Now Murray finds himself on the other side of that, before ever even taking the practice field in Minnesota.

The man they call ‘Tay Train’ left Oakland as a free agent this offseason, signing with the Vikings to replace Adrian Peterson as the team’s workhorse. All along the Raiders were planning to let him test free agency.

As a rookie in 2013 Murray was shelved with ankle issues. He finally burst onto the scene late in his second season in the Raiders’ 11th game in Kansas City. His coming out party featured two big touchdown runs that led the Raiders to their first win of the season after going 0-10 and breaking a 16-game losing streak that started in 2013.

In order to do it, Murray needed to climb the depth chart over newly signed Maurice Jones-Drew and veteran Darren McFadden. With both DMC and MJD struggling, Tay’s emergence was a long time coming.

Two seasons as the feature back for the Raiders, now he is the veteran looking over his shoulder in Minnesota.

Immediately after signing with the Vikings, Murray had ankle surgery. A little over a month later, the Vikings used their second round pick on Florida State dynamo, Dalvin Cook.

“It wasn’t a surprise,” Murray said on NFL Network’s Good Morning Football of the Vikings drafting Cook. “When you see a guy with first round potential sitting there in the second round, they snatch him up, you can’t be surprised.

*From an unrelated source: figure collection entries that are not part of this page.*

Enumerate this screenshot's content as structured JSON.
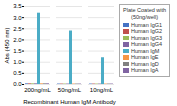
{
  "chart_data": {
    "type": "bar",
    "xlabel": "Recombinant Human IgM Antibody",
    "ylabel": "Abs (450 nm)",
    "categories": [
      "200ng/mL",
      "50ng/mL",
      "10ng/mL"
    ],
    "series": [
      {
        "name": "Human IgG1",
        "color": "#4472c4",
        "values": [
          0.03,
          0.02,
          0.02
        ]
      },
      {
        "name": "Human IgG2",
        "color": "#c0504d",
        "values": [
          0.03,
          0.02,
          0.02
        ]
      },
      {
        "name": "Human IgG3",
        "color": "#9bbb59",
        "values": [
          0.03,
          0.02,
          0.02
        ]
      },
      {
        "name": "Human IgG4",
        "color": "#8064a2",
        "values": [
          0.03,
          0.02,
          0.02
        ]
      },
      {
        "name": "Human IgM",
        "color": "#4bacc6",
        "values": [
          3.2,
          2.4,
          1.2
        ]
      },
      {
        "name": "Human IgE",
        "color": "#f79646",
        "values": [
          0.03,
          0.02,
          0.02
        ]
      },
      {
        "name": "Human IgD",
        "color": "#808080",
        "values": [
          0.03,
          0.02,
          0.02
        ]
      },
      {
        "name": "Human IgA",
        "color": "#8064a2",
        "values": [
          0.03,
          0.02,
          0.02
        ]
      }
    ],
    "legend_title": "Plate Coated with\n(50ng/well)",
    "legend": "right",
    "ylim": [
      0,
      3.5
    ],
    "yticks": [
      0,
      0.5,
      1,
      1.5,
      2,
      2.5,
      3,
      3.5
    ],
    "grid": true
  }
}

It motivates me regardless because they’re always going to bring in somebody to take over your position.

“MJD and Darren McFadden and Marcel Reece, those guys did everything they could to try and help me be a better player. I’m gonna do the same for Dalvin. But again, it’s going to come down to who’s the best player that’s gonna play. Because I give Dalvin knowledge and try to help him doesn’t mean I shouldn’t go out there and outperform him and out compete.”

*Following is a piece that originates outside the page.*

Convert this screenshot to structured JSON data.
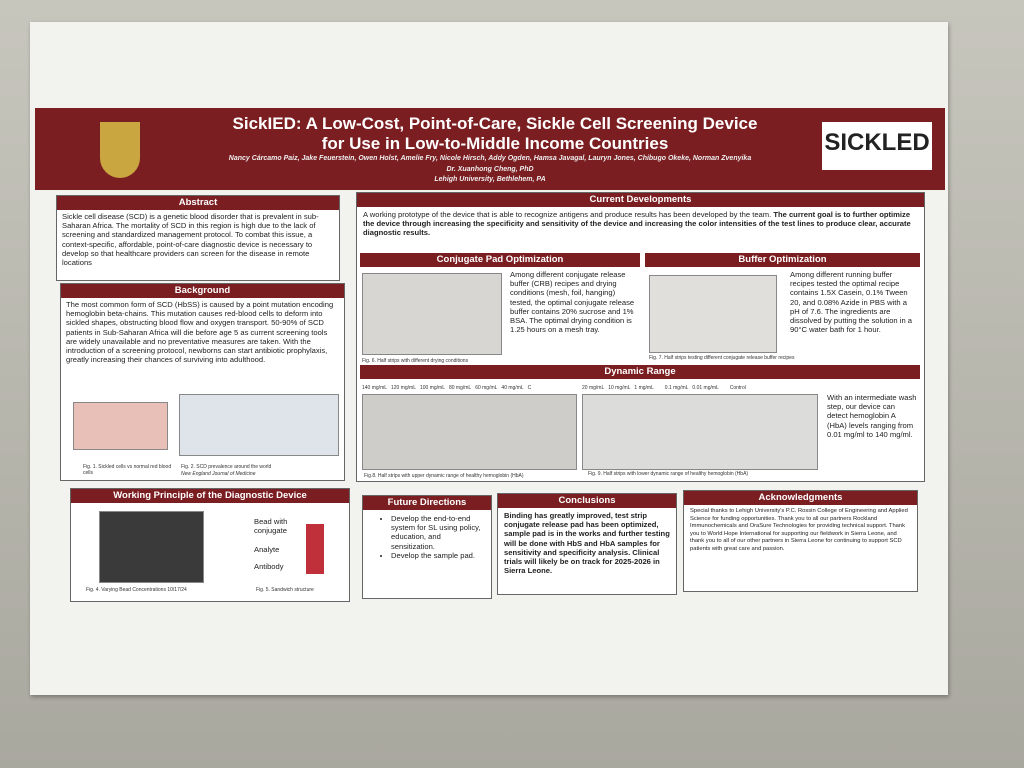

While Murray is watching from the sideline, Cook has been given plenty of chances to prove to his new coaches why he deserves to be the feature back. The frustration of this was apparent from Murray.

“Here I am already behind in a sense,” said Murray. “Going into a new offense, new situation, but I’m injured. Coming off an injury. Dalvin’s already been through the OTA’s, he’s already been through the offseason, so he has that up on me.

“But also I’m looking at it as hey I’m the vet, I have time in this league, I’ve done some good things in this league, so I have a lot to bring to the table.

“You’re looking at it from his [perspective] is this older vet is coming off this injury, it’s time for him to step aside. I want this and I should be the guy.

“I’m looking at it from my perspective like, look, this is my time. This is my time. This is my new opportunity and this is what I want. And so when it comes game one, I need to be back there in the ‘I’ lining up.”

The first game of the season the Vikings will face the Saints with Murray watching his predecessor and Adrian Peterson watching his replacement. For that moment, Latavius is confident he will be the guy.

“I’m on the field,” Murray said of the first snap. “I’m getting the ball. First and ten.”